Nicole Sullivan Talks OOCSS and Process

CSS

Nicole Sullivan (aka @stubbornella) brought Object-oriented CSS (OOCSS) to NYC last Thursday in an updated presentation on how our best practices in CSS are killing us. She was refreshingly candid and it was great to have insight into her work process with big clients.

First, some data...

Facebook was kind enough to share some data on its CSS revamp that Nicole helped with. Some stand-outs of their CSS code debt:

  • 100MB of CSS. Have to use grep; can't read it all
  • Blue brand color declared 261 times
  • 558 unique hex values
  • 6498 total color declarations

Salesforce, another of Nicole's clients, had almost 4000 padding declarations. This is evidence of a long history of tweaking the page layout and presentation. Although "ugly," one of Nicole's deliverables actually included reusable padding classes (more on that later).

(Some) CSS best practices are myths

Don't add extra elements. This is usually based on concern that HTML size is going to grow and download speeds and SEO may suffer. However, data show that the size of HTML actually decreases with OOCSS.

Just go ahead and change markup. Think of the markup as LEGO pieces you can copy paste around the site. That's your unit of re-use.

Don't add classes (classitis). If you don't just use classes, you better prepare to calculate specificity (discussed below) for every selector you write. If you limit yourself to classes and one class per selector, you can start to rely on the cascade (order selector appears in the stylesheet) which is far more intuitive.

Use descendant selectors. This has a lot of bad side effects in your stylesheet(s)

  1. Duplicate elements in selectors
  2. Can lead to duplicate key:value pairs when design changes
  3. Specificity grows fast and gets complicated to override

Instead, think "add a class to the thing you want to change." This could be a module (container), in which case it is OK to use descendant selectors, but don't use them as the differentiator (e.g. h3 vs. #sidebar h3)

Specificity points of a CSS selector

Easiest way to show this is an example:

#sidebar section h2.eyebrow:hover {
    color: red;
}

Inline IDs Classes Elements
  1 2 2

Concat the numbers from left to right to make the point value. In this case, 122. Each category is an order of magnitude more important. If a selector has only elements, it's going to take more than 10 (!) to override a simple class selector.
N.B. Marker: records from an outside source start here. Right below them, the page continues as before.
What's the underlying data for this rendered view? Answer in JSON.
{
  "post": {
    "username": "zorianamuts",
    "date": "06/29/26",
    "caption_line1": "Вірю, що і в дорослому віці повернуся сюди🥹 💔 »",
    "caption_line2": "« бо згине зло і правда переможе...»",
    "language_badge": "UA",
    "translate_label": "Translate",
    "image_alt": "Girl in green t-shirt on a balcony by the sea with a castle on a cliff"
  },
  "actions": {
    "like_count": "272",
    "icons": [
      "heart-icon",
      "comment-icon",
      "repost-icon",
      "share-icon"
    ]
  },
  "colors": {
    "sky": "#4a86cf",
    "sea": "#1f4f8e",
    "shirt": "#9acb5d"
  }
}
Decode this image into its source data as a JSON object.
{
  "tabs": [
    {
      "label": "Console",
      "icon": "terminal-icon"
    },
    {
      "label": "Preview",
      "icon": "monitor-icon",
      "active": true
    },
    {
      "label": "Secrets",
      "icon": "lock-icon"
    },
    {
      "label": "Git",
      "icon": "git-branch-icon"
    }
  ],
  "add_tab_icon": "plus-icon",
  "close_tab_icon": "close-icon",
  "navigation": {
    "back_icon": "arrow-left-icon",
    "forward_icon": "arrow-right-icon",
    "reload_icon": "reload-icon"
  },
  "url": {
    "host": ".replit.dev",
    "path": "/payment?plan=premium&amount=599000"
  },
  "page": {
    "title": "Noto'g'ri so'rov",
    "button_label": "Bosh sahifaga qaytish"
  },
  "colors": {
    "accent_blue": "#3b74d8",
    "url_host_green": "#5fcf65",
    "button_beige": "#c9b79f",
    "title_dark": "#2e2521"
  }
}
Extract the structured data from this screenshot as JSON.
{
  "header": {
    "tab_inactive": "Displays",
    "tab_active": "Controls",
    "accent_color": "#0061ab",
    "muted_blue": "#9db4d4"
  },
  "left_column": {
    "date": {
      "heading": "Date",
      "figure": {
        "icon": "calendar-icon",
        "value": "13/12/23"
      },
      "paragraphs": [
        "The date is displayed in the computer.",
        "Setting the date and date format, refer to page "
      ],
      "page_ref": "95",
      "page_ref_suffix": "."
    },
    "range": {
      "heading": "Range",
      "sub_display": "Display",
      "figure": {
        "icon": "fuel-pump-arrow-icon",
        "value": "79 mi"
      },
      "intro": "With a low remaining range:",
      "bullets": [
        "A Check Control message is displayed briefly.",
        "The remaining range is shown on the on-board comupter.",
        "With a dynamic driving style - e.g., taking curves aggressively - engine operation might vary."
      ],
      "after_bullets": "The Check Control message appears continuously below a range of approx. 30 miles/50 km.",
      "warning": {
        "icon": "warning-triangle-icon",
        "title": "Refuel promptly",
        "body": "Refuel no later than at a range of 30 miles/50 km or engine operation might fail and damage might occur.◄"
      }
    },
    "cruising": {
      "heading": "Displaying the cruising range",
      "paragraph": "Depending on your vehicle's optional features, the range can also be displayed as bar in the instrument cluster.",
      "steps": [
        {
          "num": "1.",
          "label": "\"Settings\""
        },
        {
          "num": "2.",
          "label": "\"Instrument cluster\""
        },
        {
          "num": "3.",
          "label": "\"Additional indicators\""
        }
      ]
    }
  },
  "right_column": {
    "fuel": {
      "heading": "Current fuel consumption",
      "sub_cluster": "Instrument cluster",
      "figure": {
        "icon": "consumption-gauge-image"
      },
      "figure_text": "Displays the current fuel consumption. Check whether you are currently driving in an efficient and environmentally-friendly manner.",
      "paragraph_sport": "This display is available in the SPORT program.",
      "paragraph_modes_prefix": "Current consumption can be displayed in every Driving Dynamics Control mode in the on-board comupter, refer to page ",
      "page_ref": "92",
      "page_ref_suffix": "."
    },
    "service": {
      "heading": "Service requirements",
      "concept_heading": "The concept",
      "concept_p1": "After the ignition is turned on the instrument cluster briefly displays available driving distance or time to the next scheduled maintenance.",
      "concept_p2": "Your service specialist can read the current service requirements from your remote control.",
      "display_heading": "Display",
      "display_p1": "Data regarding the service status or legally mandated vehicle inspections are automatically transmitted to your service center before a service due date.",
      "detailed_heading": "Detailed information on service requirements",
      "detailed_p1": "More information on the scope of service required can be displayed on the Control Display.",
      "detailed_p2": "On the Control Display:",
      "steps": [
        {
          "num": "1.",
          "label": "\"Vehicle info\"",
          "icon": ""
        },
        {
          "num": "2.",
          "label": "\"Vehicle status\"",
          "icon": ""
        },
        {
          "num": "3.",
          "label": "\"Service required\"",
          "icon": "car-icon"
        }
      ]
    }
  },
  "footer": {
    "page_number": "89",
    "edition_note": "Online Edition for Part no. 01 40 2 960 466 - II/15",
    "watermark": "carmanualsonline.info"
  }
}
Note that pseudoclasses (e.g. :hover) count as a class for specificity points. Also, another odd one, the universal selector(*) has a value of zero.

You should never get to the thousands because inline styles are an antipattern. Speaking of antipatterns, how does !important work? It will shift this by 4 decimal places:

h3 { 
    color: blue !important;
}

The color style would have a specificity of 10,000. Not quite "wins over everything else." Specificity still has room to grow!

Obviously this quickly gets complicated and is what leads to OOCSS practices like simple one-class only selectors that can be combined in HTML LEGO pieces.

OOCSS, of which a short definition always escapes me, was succintly described: OOCSS focuses on selectors as your CSS architecture, instead of what happens "between the braces." (old hotness = cross browser hacking)

CSSLint

CSSLint (which will also hurt your feelings) was demoed. It's a node.js app and open-sourced on github. Nicole built the alrgorithm from reverse-engineering her own CSS and looking for machine-testable bad practice

And finally, some miscellaneous bits from Q&A

Attribute selectors are slow, especially the regex ones. nth-child and first-child are practical though

Nicole built "spacing classes" for clients to do their own HTML tweaking like "m-n-l" (margin north large) as well as dividers (as HTML elements rather than just classes)

When building a style guide for a client, each unit documented should be really simple. Simple pieces, complex combinations. LEGO LEGO LEGO :)

Admittedly, OOCSS requires up-front analysis of visual design to come up with the repeatable units. This isn't always a good fit with an agile project.